Do not leave us comfortless…but send us the Holy Spirit to strengthen us for living in this tragic gap.
The season after Pentecost is sometimes known as “Ordinary Time.” Our church calendar is organized around Advent and Christmas, and Lent and Easter. Between those two great festival times, there is this long period—a gap—where not much happens liturgically…that’s “Ordinary Time…and for centuries it meant a return to life and work as usual…
But if we’ve learned anything over the past several years, it’s that God calls us to something more than life as usual…we can’t “go back to normal” (whatever that was)…we must go forward…and there is no “Ordinary Time.” All time is God’s time and our call is to be faithful to the path that Jesus has marked out for us…faithful to God’s mission of reconciling all of creation to God and one another…being faithful to—and this is Parker Palmer again, “the call of courage that summons us to witness to the common good, even against great odds.”
We live in this tragic gap. Our Christian faith is exercised in this tragic gap. Jesus means for us to do our work in this tragic gap, but he does not leave us comfortless, nor without strength. Christs call to us is sometimes a call to action, sometime a call to rest, but I have never known it to be about returning to “business as usual.”

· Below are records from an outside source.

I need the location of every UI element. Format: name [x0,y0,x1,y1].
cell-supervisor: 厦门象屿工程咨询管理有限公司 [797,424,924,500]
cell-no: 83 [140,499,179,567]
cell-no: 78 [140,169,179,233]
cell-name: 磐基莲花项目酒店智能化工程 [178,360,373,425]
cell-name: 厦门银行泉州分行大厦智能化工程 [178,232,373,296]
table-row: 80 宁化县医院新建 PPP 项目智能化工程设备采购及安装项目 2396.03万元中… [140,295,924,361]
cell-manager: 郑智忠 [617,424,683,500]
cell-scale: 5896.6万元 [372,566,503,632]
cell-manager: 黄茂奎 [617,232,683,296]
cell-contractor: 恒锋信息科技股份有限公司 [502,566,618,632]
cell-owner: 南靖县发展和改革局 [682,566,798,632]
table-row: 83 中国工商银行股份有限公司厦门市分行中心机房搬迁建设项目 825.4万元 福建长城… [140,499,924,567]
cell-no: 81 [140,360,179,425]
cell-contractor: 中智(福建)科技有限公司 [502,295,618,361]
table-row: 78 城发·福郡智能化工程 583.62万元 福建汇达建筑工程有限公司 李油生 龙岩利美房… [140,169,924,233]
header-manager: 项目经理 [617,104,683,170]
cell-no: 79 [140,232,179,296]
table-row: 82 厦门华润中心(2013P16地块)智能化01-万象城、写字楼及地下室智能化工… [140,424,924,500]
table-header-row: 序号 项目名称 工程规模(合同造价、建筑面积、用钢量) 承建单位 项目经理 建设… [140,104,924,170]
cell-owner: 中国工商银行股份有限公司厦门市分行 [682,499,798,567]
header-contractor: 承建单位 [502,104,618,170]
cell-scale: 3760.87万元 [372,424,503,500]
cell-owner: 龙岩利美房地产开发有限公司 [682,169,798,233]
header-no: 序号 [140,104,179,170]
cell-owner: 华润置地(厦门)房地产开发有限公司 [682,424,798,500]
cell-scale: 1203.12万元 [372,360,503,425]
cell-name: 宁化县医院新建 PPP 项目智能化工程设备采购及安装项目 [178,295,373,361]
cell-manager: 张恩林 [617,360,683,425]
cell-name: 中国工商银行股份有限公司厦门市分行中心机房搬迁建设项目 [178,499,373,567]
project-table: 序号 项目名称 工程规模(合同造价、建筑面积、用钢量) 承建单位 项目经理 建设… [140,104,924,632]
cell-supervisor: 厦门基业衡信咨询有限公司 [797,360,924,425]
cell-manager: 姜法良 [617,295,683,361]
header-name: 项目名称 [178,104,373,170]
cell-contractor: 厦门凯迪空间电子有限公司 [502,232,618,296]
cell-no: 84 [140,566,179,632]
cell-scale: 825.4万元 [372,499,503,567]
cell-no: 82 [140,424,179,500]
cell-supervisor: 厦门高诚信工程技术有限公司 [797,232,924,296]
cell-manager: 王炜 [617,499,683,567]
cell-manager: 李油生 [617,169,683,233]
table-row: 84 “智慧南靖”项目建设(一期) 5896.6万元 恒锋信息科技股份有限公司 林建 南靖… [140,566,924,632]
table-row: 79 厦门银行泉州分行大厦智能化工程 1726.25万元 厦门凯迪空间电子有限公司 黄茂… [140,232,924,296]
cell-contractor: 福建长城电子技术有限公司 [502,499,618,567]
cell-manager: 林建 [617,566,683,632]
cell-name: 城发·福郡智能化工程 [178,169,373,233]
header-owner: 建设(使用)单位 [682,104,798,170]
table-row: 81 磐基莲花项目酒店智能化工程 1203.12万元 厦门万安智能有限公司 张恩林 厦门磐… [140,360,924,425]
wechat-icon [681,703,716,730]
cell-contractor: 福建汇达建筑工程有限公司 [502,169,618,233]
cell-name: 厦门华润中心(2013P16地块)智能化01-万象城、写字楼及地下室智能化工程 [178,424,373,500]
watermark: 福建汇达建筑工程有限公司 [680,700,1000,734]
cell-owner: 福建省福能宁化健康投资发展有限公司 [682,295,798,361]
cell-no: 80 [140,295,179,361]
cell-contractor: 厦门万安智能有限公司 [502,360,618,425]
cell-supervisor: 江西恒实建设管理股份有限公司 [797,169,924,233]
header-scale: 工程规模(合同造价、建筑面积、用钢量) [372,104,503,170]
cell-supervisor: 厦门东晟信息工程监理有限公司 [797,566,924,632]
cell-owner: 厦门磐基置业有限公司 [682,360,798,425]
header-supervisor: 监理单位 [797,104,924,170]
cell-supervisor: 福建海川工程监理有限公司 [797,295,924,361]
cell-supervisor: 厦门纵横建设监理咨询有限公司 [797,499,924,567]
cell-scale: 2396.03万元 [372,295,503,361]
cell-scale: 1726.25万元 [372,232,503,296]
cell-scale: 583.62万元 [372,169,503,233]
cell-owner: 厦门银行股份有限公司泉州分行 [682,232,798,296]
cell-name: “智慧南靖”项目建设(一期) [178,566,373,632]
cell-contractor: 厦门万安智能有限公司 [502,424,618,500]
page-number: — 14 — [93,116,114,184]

Friends, I know that many of us are tired. Many of us are looking forward to some time off this summer (I know I am). I also believe that we all want to continue living as faithful disciples of Christ in this tragic gap. And so I’m grateful to the Outreach Committee for encouraging us to both find some real, deep rest, and make a difference in the world. Their “No Ordinary Time” campaign encourages us to tithe a portion of our vacations to the building up of God’s dream of justice and peace. In the Parish Notes this week, and throughout the summer you’ll be hearing about ways to tithe—10% of your vacation time, and/or 10% of your vacation cost—to programs that make a difference in people’s lives. There will be a place online for you to share stories and photos of how you are sharing your gifts with others and supporting the greater community. The outreach committee even has some suggestions of organizations and causes to support, but you should support whatever moves you, whether it’s the elimination of food insecurity, or racial justice, or reproductive rights, or sensible gun laws, or climate change, consider committing 10% of the time or treasure you need to take for yourself to building up the beloved community.
Come the fall, we will still be in this tragic gap, but by remaining faithful, we will also know that God has not left us comfortless. If we lean into the rest and the strength God offers us, and continue to follow Christ, through even this valley of shadows, and bind us some of the wounds, and called forth more of the beloved community, we will indeed be exalted to the place where our Savior Christ has gone. Amen.